Standing of the clubs in the National Typhoid League for the week ended August 3:
|St. Louis||..........||147||Pittsburgh||..........||no report|
This from the Public Health Reports, a scurrilous sheet published weekly by the degenerate United States Public Health Service, formerly the Public Health and Marine Hospital Service. Let the Archangel Harry get after it and murder it, as he has so often murdered the villianous Sunpaper.
That booming and bogus virtue which is probably the chief characteristic of the American people was never more beautifully exhibited than in the current yawping about the Standard Oil Company’s contribution to the Roosevelt campaign fund. The Rockefellers and Archbold, honestly fearing that the election of Bryan would hurt their business, gave $125,000 to help elect Roosevelt. Therefore, they are scoundrels unspeakable—and Roosevelt himself is another scoundrel unspeakable—and Senator Penrose, who handled the money, is still another. But Mr. John Smith, who gave $2 to the Bryan fund in the belief that the election of Bryan would mean a lower tariff, and that a lower tariff would save money for him, Smith—this Mr. Smith is revered today as a heaven-kissing patriot, a sweet altruist, a noble and manly fellow.

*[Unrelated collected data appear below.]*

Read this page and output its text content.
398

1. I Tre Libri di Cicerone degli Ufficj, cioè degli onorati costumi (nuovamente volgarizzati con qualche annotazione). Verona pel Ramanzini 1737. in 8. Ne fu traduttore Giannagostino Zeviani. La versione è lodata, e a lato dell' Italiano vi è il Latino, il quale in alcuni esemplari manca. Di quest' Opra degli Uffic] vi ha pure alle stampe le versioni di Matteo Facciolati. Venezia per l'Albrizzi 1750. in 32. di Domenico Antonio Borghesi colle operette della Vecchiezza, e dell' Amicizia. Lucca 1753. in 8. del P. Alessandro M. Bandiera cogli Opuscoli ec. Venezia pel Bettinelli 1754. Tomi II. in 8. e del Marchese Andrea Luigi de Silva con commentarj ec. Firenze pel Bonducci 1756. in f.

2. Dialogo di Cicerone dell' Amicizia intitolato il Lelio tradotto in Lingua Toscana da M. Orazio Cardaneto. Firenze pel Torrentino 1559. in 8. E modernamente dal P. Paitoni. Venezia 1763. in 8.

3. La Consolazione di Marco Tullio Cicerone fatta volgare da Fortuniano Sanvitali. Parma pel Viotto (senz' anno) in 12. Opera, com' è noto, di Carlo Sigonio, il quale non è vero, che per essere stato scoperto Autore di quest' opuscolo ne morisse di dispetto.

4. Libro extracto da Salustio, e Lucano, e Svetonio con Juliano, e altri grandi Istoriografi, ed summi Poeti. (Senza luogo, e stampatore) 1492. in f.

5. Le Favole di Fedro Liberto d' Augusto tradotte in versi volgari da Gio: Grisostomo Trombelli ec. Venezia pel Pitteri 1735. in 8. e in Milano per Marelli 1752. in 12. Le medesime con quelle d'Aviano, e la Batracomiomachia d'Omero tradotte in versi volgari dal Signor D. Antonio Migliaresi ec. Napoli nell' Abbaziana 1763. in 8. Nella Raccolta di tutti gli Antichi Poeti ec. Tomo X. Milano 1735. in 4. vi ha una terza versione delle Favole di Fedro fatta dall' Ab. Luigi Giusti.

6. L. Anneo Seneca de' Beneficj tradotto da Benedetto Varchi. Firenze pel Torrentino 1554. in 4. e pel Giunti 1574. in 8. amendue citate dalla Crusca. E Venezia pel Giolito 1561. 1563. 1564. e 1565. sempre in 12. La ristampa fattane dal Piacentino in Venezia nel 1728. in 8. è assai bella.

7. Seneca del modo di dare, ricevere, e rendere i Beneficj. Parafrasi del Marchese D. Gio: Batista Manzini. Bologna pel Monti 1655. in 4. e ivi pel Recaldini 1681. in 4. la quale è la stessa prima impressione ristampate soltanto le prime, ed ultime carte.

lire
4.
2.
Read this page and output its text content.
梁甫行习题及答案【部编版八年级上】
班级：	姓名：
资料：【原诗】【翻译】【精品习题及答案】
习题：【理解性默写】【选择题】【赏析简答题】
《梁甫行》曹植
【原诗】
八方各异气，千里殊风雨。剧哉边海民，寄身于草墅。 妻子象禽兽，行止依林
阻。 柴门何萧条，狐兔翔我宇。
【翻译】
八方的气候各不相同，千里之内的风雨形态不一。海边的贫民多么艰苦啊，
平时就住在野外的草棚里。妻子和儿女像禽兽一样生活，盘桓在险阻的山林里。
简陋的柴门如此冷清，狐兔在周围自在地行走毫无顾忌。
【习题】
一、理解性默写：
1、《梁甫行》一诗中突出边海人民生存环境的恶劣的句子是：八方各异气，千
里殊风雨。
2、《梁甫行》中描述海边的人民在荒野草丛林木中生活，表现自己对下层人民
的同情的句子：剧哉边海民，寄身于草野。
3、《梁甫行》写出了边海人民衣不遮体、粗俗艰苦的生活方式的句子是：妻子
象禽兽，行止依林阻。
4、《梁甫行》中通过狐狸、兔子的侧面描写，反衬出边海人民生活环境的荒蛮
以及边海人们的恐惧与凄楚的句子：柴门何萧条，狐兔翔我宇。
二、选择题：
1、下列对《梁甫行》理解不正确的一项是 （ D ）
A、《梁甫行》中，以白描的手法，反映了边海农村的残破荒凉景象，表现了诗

So goes the buncombe! The niggero who votes the Republican ticket on the ground that the Republican party freed his grandfather is a semi-human brute, too loathsome to be allowed to vote at all. But the white man who votes the Democratic ticket on the ground that his grandfather fought in the Confederate army—this great logician is to be venerated as one almost too pure and lofty for so vile a world. The harder the niggero sticks to his idols, the more patent it is that he should be disfranchised. But the harder the white man sticks to his, the more worthy he is of public trust and respect, the more he shines with virtue, the more he deserves a job.
The betting odds at Westport, as shown on the City Hall ticker:
20 to 1 that them ex-Sheriffs got away with every cent. 40 to 1 that Bob Padgett comes baek.
Beware of telephone repairmen, dog-catchers of the S. P. C. A. and fumigators of the Health Department! Burns has been one and all!
Don’t accept the invitations of strange lodges! Burns belongs to all orders!
Forgotten carcasses in the boneyard of boomery:
The Star-Spangled Banner Exposition. The Chesapeake bridge. The anti-Harry charter.
From the estimable London Financial News:
The German tallow naarket * * * shows a sudden upward tendency.
Can it be that good Jacobus is combining business with pleasure?
And before voting for the municipal ownership of factory sites, just consider for a moment what the Hon. the super-Mahon has done with the municipal ownership of the Tax Department.